Madagascar : quelle élection ?

Publié le 06 février 2018

A force de trouver l’offre politique inadaptée au changement du monde, il arrive le moment où la question de participer aux élections se pose. Et malheureusement, le système est ainsi organisé que cela serait totalement impossible d’être élu. De nombreuses tentatives ont été faites à tous les niveaux d’élections par des candidats francs-tireurs et pas seulement des candidatures farfelues. En général, elles ont beaucoup moins de voix au chapitre dans le débat public. Les journalistes ont sans doute un petit de mal à prendre au sérieux des candidats venus de nulle part, sans le soutien d’un parti existant. De toutes les façons, les règles sur les équilibres de temps de parole dans les médias favorisent les gens déjà en poste (majorité, opposition, etc.) ou avec une présence dans les sondages. Le système politique malgache ne prévoit pas d’inviter à sa table des inconnus…quelles que soient leurs idées. On dira que la faute est à mettre sur le dos des électeurs qui, dans l’isoloir, se rabattent toujours sur les partis traditionnels. Ils passent leur temps à dénoncer l’immobilisme des politiques et au moment de choisir un bulletin, ils prennent toujours les mêmes. Et le seul moyen trouvé pour exprimer son mécontentement, c’est de voter pour le parti le plus rétrograde du troupeau. Voilà donc comment le système se protège de l’arrivée de « barbares » en son sein. Il ne risque pas grand-chose puisque se présenter en mode pirate est quasiment impossible et pas seulement pour des raisons d’organisation.
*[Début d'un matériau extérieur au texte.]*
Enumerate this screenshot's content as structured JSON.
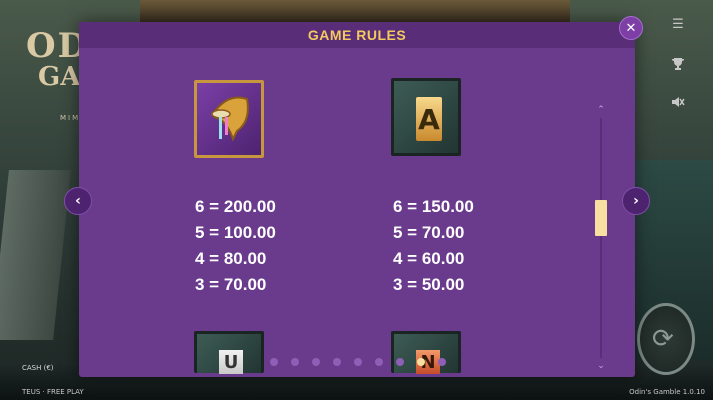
{
  "modal": {
    "title": "GAME RULES",
    "close_glyph": "✕",
    "prev_glyph": "‹",
    "next_glyph": "›"
  },
  "symbols": [
    {
      "name": "horn",
      "icon": "horn-icon",
      "payouts": [
        "6 = 200.00",
        "5 = 100.00",
        "4 = 80.00",
        "3 = 70.00"
      ]
    },
    {
      "name": "rune-a",
      "icon": "rune-a-icon",
      "glyph": "A",
      "payouts": [
        "6 = 150.00",
        "5 = 70.00",
        "4 = 60.00",
        "3 = 50.00"
      ]
    },
    {
      "name": "rune-white",
      "icon": "rune-white-icon",
      "glyph": "U"
    },
    {
      "name": "rune-red",
      "icon": "rune-red-icon",
      "glyph": "N"
    }
  ],
  "pagination": {
    "total": 9,
    "active": 7
  },
  "scrollbar": {
    "position": 0.4,
    "up": "⌃",
    "down": "⌄"
  },
  "background": {
    "logo_line1": "ODI",
    "logo_line2": "GAM",
    "logo_line3": "MIMIR",
    "cash_label": "CASH (€)",
    "free_play": "TEUS · FREE PLAY",
    "version": "Odin's Gamble 1.0.10"
  },
  "side_icons": [
    "menu-icon",
    "trophy-icon",
    "mute-icon"
  ],
  "colors": {
    "modal_bg": "#6a3a8c",
    "title": "#f4c95e",
    "active_dot": "#f6dfa0"
  }
}
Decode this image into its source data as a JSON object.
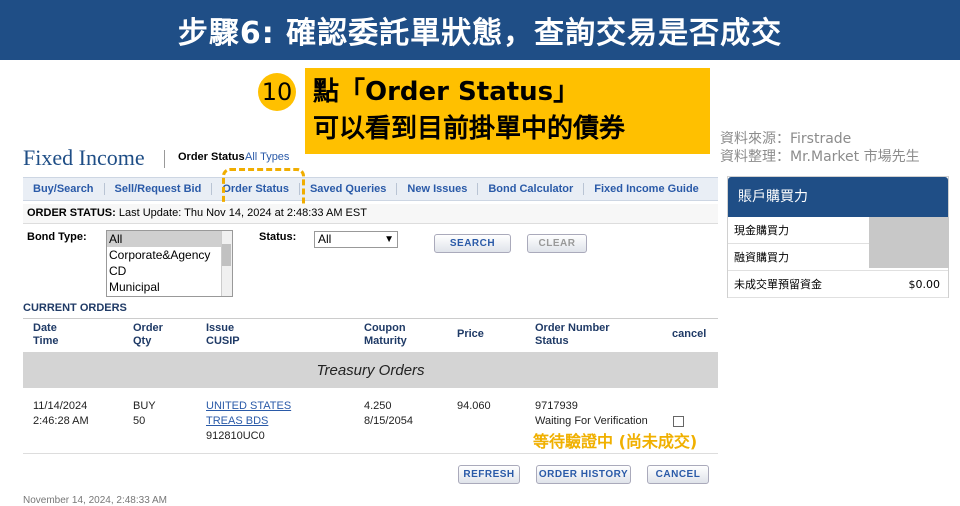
{
  "banner": {
    "title": "步驟6: 確認委託單狀態，查詢交易是否成交"
  },
  "callout": {
    "number": "10",
    "line1": "點「Order Status」",
    "line2": "可以看到目前掛單中的債券"
  },
  "source": {
    "line1": "資料來源：Firstrade",
    "line2": "資料整理：Mr.Market 市場先生"
  },
  "header": {
    "title": "Fixed Income",
    "order_status_label": "Order Status",
    "all_types": "All Types"
  },
  "nav": {
    "items": [
      "Buy/Search",
      "Sell/Request Bid",
      "Order Status",
      "Saved Queries",
      "New Issues",
      "Bond Calculator",
      "Fixed Income Guide"
    ]
  },
  "status_bar": {
    "label": "ORDER STATUS:",
    "text": "Last Update: Thu Nov 14, 2024 at 2:48:33 AM EST"
  },
  "filters": {
    "bond_type_label": "Bond Type:",
    "bond_types": [
      "All",
      "Corporate&Agency",
      "CD",
      "Municipal"
    ],
    "status_label": "Status:",
    "status_value": "All",
    "search_button": "SEARCH",
    "clear_button": "CLEAR"
  },
  "orders": {
    "section_title": "CURRENT ORDERS",
    "headers": {
      "date": "Date",
      "time": "Time",
      "order": "Order",
      "qty": "Qty",
      "issue": "Issue",
      "cusip": "CUSIP",
      "coupon": "Coupon",
      "maturity": "Maturity",
      "price": "Price",
      "order_number": "Order Number",
      "status": "Status",
      "cancel": "cancel"
    },
    "group_label": "Treasury Orders",
    "row": {
      "date": "11/14/2024",
      "time": "2:46:28 AM",
      "order": "BUY",
      "qty": "50",
      "issue_line1": "UNITED STATES",
      "issue_line2": "TREAS BDS",
      "cusip": "912810UC0",
      "coupon": "4.250",
      "maturity": "8/15/2054",
      "price": "94.060",
      "order_number": "9717939",
      "status": "Waiting For Verification"
    },
    "waiting_note": "等待驗證中 (尚未成交)",
    "refresh_button": "REFRESH",
    "history_button": "ORDER HISTORY",
    "cancel_button": "CANCEL",
    "footer_date": "November 14, 2024, 2:48:33 AM"
  },
  "panel": {
    "title": "賬戶購買力",
    "rows": [
      {
        "label": "現金購買力",
        "value": ""
      },
      {
        "label": "融資購買力",
        "value": ""
      },
      {
        "label": "未成交單預留資金",
        "value": "$0.00"
      }
    ]
  },
  "colors": {
    "banner": "#1f4e86",
    "callout": "#ffc000",
    "link": "#2a5aa8",
    "note": "#f0b000"
  }
}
Bref, l’élection joue un rôle important dans le développement d’un pays notamment en permettant aux citoyens de choisir leurs gouvernants, qui doivent conduire leur destinée et leurs représentants, qui rédigeront et voteront la loi en leur nom au  Parlement. Ainsi, l’élection est une délégation de Souveraineté. Elle constitue, au sein d’une société organisée, une « soupape de sécurité ».